In [3]:
import pandas as pd
import seaborn as sns
import matplotlib.pyplot as plt
import numpy as np
from sklearn.preprocessing import StandardScaler
from sklearn import neighbors, linear_model
from sklearn.model_selection import train_test_split,GridSearchCV
from sklearn.neighbors import KNeighborsClassifier
from sklearn.metrics import classification_report,confusion_matrix, accuracy_score
from sklearn.svm import SVC
# %matplotlib inline

In [5]:
bank_addidtional_full = "bank-additional-full.csv"

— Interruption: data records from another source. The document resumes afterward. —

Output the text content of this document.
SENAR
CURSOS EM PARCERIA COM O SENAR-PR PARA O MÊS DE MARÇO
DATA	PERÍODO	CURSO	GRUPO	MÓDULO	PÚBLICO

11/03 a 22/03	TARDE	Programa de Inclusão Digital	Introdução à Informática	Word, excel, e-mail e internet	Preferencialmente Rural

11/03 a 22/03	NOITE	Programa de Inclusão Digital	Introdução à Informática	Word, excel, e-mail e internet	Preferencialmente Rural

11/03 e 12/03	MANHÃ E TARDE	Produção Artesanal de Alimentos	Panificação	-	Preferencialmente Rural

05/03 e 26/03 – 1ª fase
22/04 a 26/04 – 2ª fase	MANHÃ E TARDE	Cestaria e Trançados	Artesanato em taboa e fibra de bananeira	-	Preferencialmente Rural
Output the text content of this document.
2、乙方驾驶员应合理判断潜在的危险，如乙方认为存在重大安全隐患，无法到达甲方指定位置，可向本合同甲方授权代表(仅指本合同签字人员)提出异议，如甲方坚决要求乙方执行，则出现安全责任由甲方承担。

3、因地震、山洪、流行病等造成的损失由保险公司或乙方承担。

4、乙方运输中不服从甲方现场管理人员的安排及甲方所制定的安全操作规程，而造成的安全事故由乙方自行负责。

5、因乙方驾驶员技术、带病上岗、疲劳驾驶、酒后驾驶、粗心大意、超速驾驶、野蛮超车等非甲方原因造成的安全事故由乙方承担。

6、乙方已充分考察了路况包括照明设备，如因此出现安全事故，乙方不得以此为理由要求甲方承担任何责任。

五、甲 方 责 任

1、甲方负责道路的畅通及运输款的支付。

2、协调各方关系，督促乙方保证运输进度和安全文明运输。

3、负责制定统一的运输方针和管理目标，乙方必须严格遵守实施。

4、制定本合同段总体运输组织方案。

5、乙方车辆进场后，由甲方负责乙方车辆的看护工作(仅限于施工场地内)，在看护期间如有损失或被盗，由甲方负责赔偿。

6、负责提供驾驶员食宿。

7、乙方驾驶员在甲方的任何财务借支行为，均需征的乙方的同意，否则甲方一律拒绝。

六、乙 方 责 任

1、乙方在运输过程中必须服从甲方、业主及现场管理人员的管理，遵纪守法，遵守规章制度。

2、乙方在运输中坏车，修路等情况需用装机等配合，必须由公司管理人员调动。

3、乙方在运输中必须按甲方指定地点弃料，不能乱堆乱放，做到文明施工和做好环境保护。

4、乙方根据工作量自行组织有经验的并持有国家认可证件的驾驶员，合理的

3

data = pd.read_csv('data/bank_addidtional_full', sep = ';')
df = pd.DataFrame(data)
df.head(10)

FileNotFoundError: File b'data/bank_addidtional_full' does not exist

Checking for missing values. The data is complete and there is no missing values

In [None]:
df.isnull().sum()

Dropping Catogerical columns. The 'duration' columns was dropped as well since the output varaiable y is highly dependent on the duration. According to the UCI website, this input 'duration' should only be included for benchmark purposes and should be discarded if the intention is to have a realistic predictive model.

In [None]:
df.drop(['job','duration', 'day_of_week','marital','education','default', 'housing','loan', 'contact', 'month', 'poutcome'], axis=1, inplace=True)
#df.drop(['job', 'marital','education','default', 'housing','loan', 'contact', 'month', 'poutcome'], axis=1, inplace=True)

In [None]:
df['y'] = df['y'].map({'yes': 1, 'no': 0})

In [None]:
df.head(10)

In [None]:
sns.pairplot(df,hue='y',palette='coolwarm')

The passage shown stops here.